Canadian Trade at a Crossroads: What This Means for Construction, Development & the Economy
- Kelly Frechette
- Apr 24
- 2 min read
This week, I attended the Trades at a Crossroads panel discussion hosted by the Greater Niagara Chamber of Commerce. It left me with a lot to reflect on — not just as a business owner in construction and development, but as a Canadian who’s deeply invested in the future of our economy.
The message from the experts was clear: Canada’s overreliance on the U.S. market is a vulnerability, not a strength. And for industries like mine — construction, real estate, and manufacturing — the ripple effects of tariffs and trade instability are already showing up in very real ways.

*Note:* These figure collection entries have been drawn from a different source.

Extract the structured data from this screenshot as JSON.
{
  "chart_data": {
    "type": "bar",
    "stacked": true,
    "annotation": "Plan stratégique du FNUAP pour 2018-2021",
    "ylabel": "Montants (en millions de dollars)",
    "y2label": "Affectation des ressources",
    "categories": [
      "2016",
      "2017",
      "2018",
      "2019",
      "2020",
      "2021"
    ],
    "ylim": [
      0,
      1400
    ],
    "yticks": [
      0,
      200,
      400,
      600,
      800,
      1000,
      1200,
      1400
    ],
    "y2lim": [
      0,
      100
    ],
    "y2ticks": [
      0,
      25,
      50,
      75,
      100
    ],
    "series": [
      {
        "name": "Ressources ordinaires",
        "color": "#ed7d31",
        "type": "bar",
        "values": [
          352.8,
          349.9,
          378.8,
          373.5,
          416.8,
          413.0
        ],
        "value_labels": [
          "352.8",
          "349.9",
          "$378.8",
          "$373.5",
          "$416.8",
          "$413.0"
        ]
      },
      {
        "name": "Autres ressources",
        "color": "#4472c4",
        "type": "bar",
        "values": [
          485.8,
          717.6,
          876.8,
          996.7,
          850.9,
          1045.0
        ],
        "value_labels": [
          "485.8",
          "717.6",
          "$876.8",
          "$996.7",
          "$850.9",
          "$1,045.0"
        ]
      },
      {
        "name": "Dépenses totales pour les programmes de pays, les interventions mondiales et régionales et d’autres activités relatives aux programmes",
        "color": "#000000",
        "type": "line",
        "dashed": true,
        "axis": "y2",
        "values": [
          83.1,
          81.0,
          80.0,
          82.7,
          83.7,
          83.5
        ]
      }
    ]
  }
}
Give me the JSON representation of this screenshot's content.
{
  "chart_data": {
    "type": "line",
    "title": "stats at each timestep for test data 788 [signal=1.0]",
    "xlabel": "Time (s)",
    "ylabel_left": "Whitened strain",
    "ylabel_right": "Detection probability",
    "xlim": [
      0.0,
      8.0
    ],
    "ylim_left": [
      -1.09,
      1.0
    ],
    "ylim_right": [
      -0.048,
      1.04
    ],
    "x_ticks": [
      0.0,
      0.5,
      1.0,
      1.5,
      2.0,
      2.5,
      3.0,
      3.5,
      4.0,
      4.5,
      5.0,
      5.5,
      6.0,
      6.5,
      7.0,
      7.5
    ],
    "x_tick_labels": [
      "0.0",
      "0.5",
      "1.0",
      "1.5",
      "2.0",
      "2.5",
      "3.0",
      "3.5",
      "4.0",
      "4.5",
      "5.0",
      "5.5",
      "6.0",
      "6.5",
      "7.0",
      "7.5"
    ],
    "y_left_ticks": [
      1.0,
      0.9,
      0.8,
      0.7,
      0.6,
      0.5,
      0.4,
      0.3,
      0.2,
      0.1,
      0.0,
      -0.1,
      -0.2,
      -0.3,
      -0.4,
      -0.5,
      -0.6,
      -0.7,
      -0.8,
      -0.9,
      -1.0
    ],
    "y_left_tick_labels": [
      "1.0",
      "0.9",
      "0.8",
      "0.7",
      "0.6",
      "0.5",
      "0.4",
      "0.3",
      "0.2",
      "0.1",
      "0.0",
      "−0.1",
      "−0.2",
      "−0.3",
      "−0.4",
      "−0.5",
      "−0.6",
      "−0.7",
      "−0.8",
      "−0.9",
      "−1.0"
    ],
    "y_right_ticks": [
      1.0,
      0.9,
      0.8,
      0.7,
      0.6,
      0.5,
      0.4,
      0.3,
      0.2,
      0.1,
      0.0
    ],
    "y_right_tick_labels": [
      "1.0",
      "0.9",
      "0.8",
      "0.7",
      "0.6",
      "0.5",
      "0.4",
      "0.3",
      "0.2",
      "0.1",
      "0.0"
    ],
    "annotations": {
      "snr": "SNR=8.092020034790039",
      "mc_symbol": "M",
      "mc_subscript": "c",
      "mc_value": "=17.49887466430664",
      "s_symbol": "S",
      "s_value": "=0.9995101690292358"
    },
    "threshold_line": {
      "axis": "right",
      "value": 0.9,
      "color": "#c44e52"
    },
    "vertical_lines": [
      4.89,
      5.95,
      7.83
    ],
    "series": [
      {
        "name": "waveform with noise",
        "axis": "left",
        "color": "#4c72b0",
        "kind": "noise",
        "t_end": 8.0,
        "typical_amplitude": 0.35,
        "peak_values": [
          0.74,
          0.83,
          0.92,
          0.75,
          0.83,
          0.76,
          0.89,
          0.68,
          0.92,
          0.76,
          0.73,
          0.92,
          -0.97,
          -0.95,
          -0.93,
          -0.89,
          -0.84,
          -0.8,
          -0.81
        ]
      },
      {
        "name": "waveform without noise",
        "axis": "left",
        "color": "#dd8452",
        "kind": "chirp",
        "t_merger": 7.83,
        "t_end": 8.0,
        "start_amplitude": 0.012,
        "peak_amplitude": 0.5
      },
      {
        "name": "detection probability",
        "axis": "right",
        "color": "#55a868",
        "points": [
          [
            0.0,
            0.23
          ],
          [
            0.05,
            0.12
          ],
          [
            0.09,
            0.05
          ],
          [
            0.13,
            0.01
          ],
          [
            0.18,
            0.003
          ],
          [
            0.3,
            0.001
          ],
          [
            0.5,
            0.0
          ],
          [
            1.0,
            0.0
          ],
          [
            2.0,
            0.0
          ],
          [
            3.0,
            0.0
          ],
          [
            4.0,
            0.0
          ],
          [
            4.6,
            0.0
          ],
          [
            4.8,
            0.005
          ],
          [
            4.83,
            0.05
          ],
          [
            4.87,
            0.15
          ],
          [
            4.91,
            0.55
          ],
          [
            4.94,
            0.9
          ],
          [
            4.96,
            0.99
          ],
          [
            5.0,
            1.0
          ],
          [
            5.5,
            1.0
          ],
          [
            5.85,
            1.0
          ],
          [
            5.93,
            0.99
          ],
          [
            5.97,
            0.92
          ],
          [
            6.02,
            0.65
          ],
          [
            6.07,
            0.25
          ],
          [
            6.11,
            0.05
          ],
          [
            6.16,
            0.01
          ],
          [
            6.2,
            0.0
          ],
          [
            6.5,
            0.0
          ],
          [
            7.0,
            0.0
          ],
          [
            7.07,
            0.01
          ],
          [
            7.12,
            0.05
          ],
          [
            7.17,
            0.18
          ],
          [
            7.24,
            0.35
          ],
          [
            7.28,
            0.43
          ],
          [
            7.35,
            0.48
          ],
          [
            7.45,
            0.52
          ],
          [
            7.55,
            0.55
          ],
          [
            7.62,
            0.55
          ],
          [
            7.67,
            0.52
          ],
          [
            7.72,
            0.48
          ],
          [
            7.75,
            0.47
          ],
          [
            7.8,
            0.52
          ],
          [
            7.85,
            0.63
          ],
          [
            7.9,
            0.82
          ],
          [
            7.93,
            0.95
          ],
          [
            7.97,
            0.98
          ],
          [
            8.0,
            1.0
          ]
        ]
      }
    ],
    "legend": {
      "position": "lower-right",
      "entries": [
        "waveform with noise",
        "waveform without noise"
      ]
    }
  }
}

79.9% of Canadian Exports Go South
One panelist, Matt Witt from Stanpac, shared that, for his company, its even more at 85% of his company’s revenue comes from the U.S. If tariffs rise to 25%, he estimates they’d only survive eight months. Think about that, an innovative, multi-national, 800-employee Canadian business hanging on by a thread due to a trade policy decision made outside our borders.
That’s not a niche problem. That’s a wake-up call.

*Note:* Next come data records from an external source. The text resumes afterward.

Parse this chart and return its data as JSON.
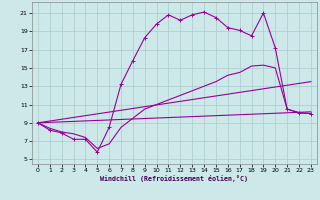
{
  "bg_color": "#cce8e8",
  "grid_color": "#aacccc",
  "line_color": "#990099",
  "xlabel": "Windchill (Refroidissement éolien,°C)",
  "x_ticks": [
    0,
    1,
    2,
    3,
    4,
    5,
    6,
    7,
    8,
    9,
    10,
    11,
    12,
    13,
    14,
    15,
    16,
    17,
    18,
    19,
    20,
    21,
    22,
    23
  ],
  "y_ticks": [
    5,
    7,
    9,
    11,
    13,
    15,
    17,
    19,
    21
  ],
  "xlim": [
    -0.5,
    23.5
  ],
  "ylim": [
    4.5,
    22.2
  ],
  "line1_x": [
    0,
    1,
    2,
    3,
    4,
    5,
    6,
    7,
    8,
    9,
    10,
    11,
    12,
    13,
    14,
    15,
    16,
    17,
    18,
    19,
    20,
    21,
    22,
    23
  ],
  "line1_y": [
    9.0,
    8.2,
    7.9,
    7.2,
    7.2,
    5.8,
    8.5,
    13.2,
    15.8,
    18.3,
    19.8,
    20.8,
    20.2,
    20.8,
    21.1,
    20.5,
    19.4,
    19.1,
    18.5,
    21.0,
    17.2,
    10.5,
    10.1,
    10.0
  ],
  "line2_x": [
    0,
    1,
    2,
    3,
    4,
    5,
    6,
    7,
    8,
    9,
    10,
    11,
    12,
    13,
    14,
    15,
    16,
    17,
    18,
    19,
    20,
    21,
    22,
    23
  ],
  "line2_y": [
    9.0,
    8.4,
    8.0,
    7.8,
    7.4,
    6.2,
    6.7,
    8.5,
    9.5,
    10.5,
    11.0,
    11.5,
    12.0,
    12.5,
    13.0,
    13.5,
    14.2,
    14.5,
    15.2,
    15.3,
    15.0,
    10.5,
    10.1,
    10.0
  ],
  "line3_x": [
    0,
    23
  ],
  "line3_y": [
    9.0,
    10.2
  ],
  "line4_x": [
    0,
    23
  ],
  "line4_y": [
    9.0,
    13.5
  ]
}
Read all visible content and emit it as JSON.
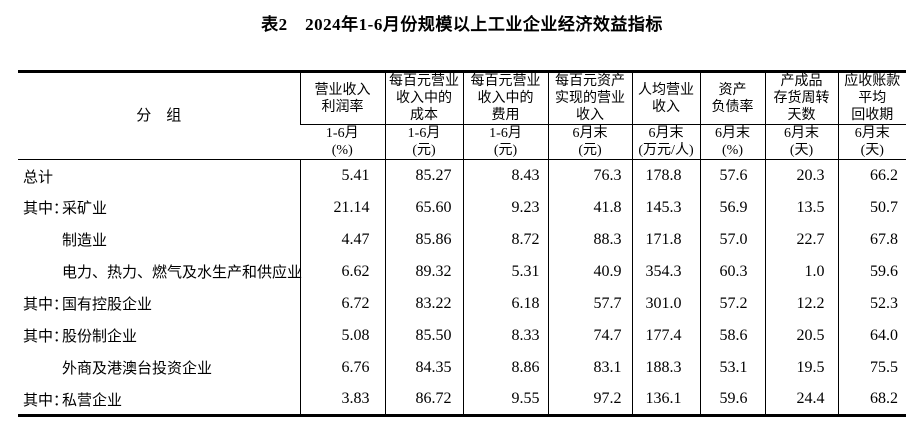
{
  "title": "表2　2024年1-6月份规模以上工业企业经济效益指标",
  "table": {
    "group_header": "分　组",
    "columns": [
      {
        "name": "营业收入\n利润率",
        "period": "1-6月\n(%)"
      },
      {
        "name": "每百元营业\n收入中的\n成本",
        "period": "1-6月\n(元)"
      },
      {
        "name": "每百元营业\n收入中的\n费用",
        "period": "1-6月\n(元)"
      },
      {
        "name": "每百元资产\n实现的营业\n收入",
        "period": "6月末\n(元)"
      },
      {
        "name": "人均营业\n收入",
        "period": "6月末\n(万元/人)"
      },
      {
        "name": "资产\n负债率",
        "period": "6月末\n(%)"
      },
      {
        "name": "产成品\n存货周转\n天数",
        "period": "6月末\n(天)"
      },
      {
        "name": "应收账款\n平均\n回收期",
        "period": "6月末\n(天)"
      }
    ],
    "rows": [
      {
        "prefix": "",
        "indent": false,
        "label": "总计",
        "values": [
          "5.41",
          "85.27",
          "8.43",
          "76.3",
          "178.8",
          "57.6",
          "20.3",
          "66.2"
        ]
      },
      {
        "prefix": "其中：",
        "indent": true,
        "label": "采矿业",
        "values": [
          "21.14",
          "65.60",
          "9.23",
          "41.8",
          "145.3",
          "56.9",
          "13.5",
          "50.7"
        ]
      },
      {
        "prefix": "",
        "indent": true,
        "label": "制造业",
        "values": [
          "4.47",
          "85.86",
          "8.72",
          "88.3",
          "171.8",
          "57.0",
          "22.7",
          "67.8"
        ]
      },
      {
        "prefix": "",
        "indent": true,
        "label": "电力、热力、燃气及水生产和供应业",
        "values": [
          "6.62",
          "89.32",
          "5.31",
          "40.9",
          "354.3",
          "60.3",
          "1.0",
          "59.6"
        ]
      },
      {
        "prefix": "其中：",
        "indent": true,
        "label": "国有控股企业",
        "values": [
          "6.72",
          "83.22",
          "6.18",
          "57.7",
          "301.0",
          "57.2",
          "12.2",
          "52.3"
        ]
      },
      {
        "prefix": "其中：",
        "indent": true,
        "label": "股份制企业",
        "values": [
          "5.08",
          "85.50",
          "8.33",
          "74.7",
          "177.4",
          "58.6",
          "20.5",
          "64.0"
        ]
      },
      {
        "prefix": "",
        "indent": true,
        "label": "外商及港澳台投资企业",
        "values": [
          "6.76",
          "84.35",
          "8.86",
          "83.1",
          "188.3",
          "53.1",
          "19.5",
          "75.5"
        ]
      },
      {
        "prefix": "其中：",
        "indent": true,
        "label": "私营企业",
        "values": [
          "3.83",
          "86.72",
          "9.55",
          "97.2",
          "136.1",
          "59.6",
          "24.4",
          "68.2"
        ]
      }
    ]
  }
}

How Construction Is Feeling It?
In construction, we're already navigating:
Increased material costs (thanks to tariffs on steel, aluminum, and lumber)
Supply chain delays for critical components
Budget uncertainty that affects developers, homeowners, and public infrastructure alike
The squeeze isn’t just on the jobsite, it’s in the spreadsheets, the bids, and the long-term planning.
The Frustration? We Have the Tools
Canada has 15 free trade agreements with 51 countries, covering 60% of the world’s GDP. We are the only G7 country with trade agreements in place with all other G7 nations. And yet… many of those agreements are, as one panelist put it, “collecting dust.”
We’re not leveraging what’s already in front of us.

So What Do We Do?
Here’s where I think construction and development professionals need to lead:
1. Diversify supply chains: Source smarter, not just cheaper.
2. Engage trade professionals: There are customs brokers, law firms, and accounting firms that specialize in strategic trade.
3. Get political: Advocate for infrastructure spending, housing investment, and tariff relief. These policies aren’t just economic — they’re social.

Canada Has a Choice: React or Reposition
I don’t think it’s dramatic to say that Canada is standing at an economic crossroads. The old playbook — build cheap, sell south, scale up — doesn’t work in a fragmented, protectionist global economy.
We have the talent. We have the resources. We have the agreements.
Now we need the urgency and the vision to use them.
For the sake of our businesses, our communities, and our next generation of tradespeople, hope we do.